To catalyse sustainable agripreneurship ecosystems by convening stakeholders, piloting regenerative production and processing models, and enabling youth and women to participate meaningfully in value-added food systems.

Viability always

Good intentions do not sustain farming systems. Every Shiriki programme is designed to be financially viable for farmers, for partners, and for the organisation itself.

ABOUT SHIRIKI

Shiriki is an African social enterprise repositioning indigenous African food crops at the centre of climate-resilient agriculture and inclusive food value chains.

Operating from a farm in the Muldersdrift and Krugersdorp area of Gauteng, Shiriki works at the intersection of food systems, ecological restoration, and smallholder economic development. Through seed systems, cultivation, processing, market development, and knowledge-sharing, the organisation is building the infrastructure required to make indigenous crop production viable at commercial scale.

The name Shiriki is drawn from the Swahili word for collaboration with purpose. It reflects the organisation’s founding belief that Africa’s food system challenges can only be addressed through coordinated action between farmers, researchers, institutions, businesses, and communities.

THE CONTEXT

Africa has lost more than 90% of its cultivated crop varieties over the past century. This decline was driven not by climate limitations, but by policy and investment decisions that shifted attention away from indigenous food systems and toward a narrow range of non-native commodity crops.

The consequences remain visible today: food insecurity, declining dietary diversity, soil degradation, and the near-complete exclusion of indigenous crops from formal markets and agricultural support systems.

Yet many indigenous African crops remain exceptionally well suited to contemporary challenges. They are often more drought-tolerant, nutritionally dense, ecologically restorative, and culturally significant than the crops that replaced them.

The challenge is not the crops themselves. The challenge is the absence of the systems that support them — reliable seed supply, processing infrastructure, technical support, market access, and consumer awareness.

WHAT SHIRIKI DOES

Shiriki addresses these barriers by developing practical, commercially viable solutions across the indigenous food value chain.
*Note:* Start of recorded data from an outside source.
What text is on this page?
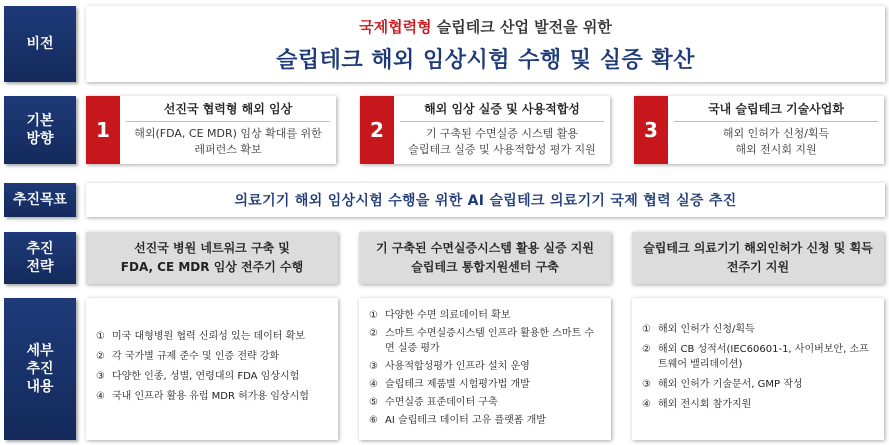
비전
기본
방향
추진목표
추진
전략
세부
추진
내용
국제협력형 슬립테크 산업 발전을 위한
슬립테크 해외 임상시험 수행 및 실증 확산
1
선진국 협력형 해외 임상
해외(FDA, CE MDR) 임상 확대를 위한
레퍼런스 확보
2
해외 임상 실증 및 사용적합성
기 구축된 수면실증 시스템 활용
슬립테크 실증 및 사용적합성 평가 지원
3
국내 슬립테크 기술사업화
해외 인허가 신청/획득
해외 전시회 지원
의료기기 해외 임상시험 수행을 위한 AI 슬립테크 의료기기 국제 협력 실증 추진
선진국 병원 네트워크 구축 및
FDA, CE MDR 임상 전주기 수행
기 구축된 수면실증시스템 활용 실증 지원
슬립테크 통합지원센터 구축
슬립테크 의료기기 해외인허가 신청 및 획득
전주기 지원
① 미국 대형병원 협력 신뢰성 있는 데이터 확보
② 각 국가별 규제 준수 및 인증 전략 강화
③ 다양한 인종, 성별, 연령대의 FDA 임상시험
④ 국내 인프라 활용 유럽 MDR 허가용 임상시험
① 다양한 수면 의료데이터 확보
② 스마트 수면실증시스템 인프라 활용한 스마트 수면 실증 평가
③ 사용적합성평가 인프라 설치 운영
④ 슬립테크 제품별 시험평가법 개발
⑤ 수면실증 표준데이터 구축
⑥ AI 슬립테크 데이터 고유 플랫폼 개발
① 해외 인허가 신청/획득
② 해외 CB 성적서(IEC60601-1, 사이버보안, 소프트웨어 밸리데이션)
③ 해외 인허가 기술문서, GMP 작성
④ 해외 전시회 참가지원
The organisation works to strengthen seed systems, support cultivation, develop processing capacity, create market opportunities, and reconnect consumers with nutrient-rich African crops.

By rebuilding the infrastructure surrounding indigenous foods, Shiriki aims to contribute to a more resilient agricultural future — one that supports livelihoods, restores ecosystems, and strengthens food security across African communities.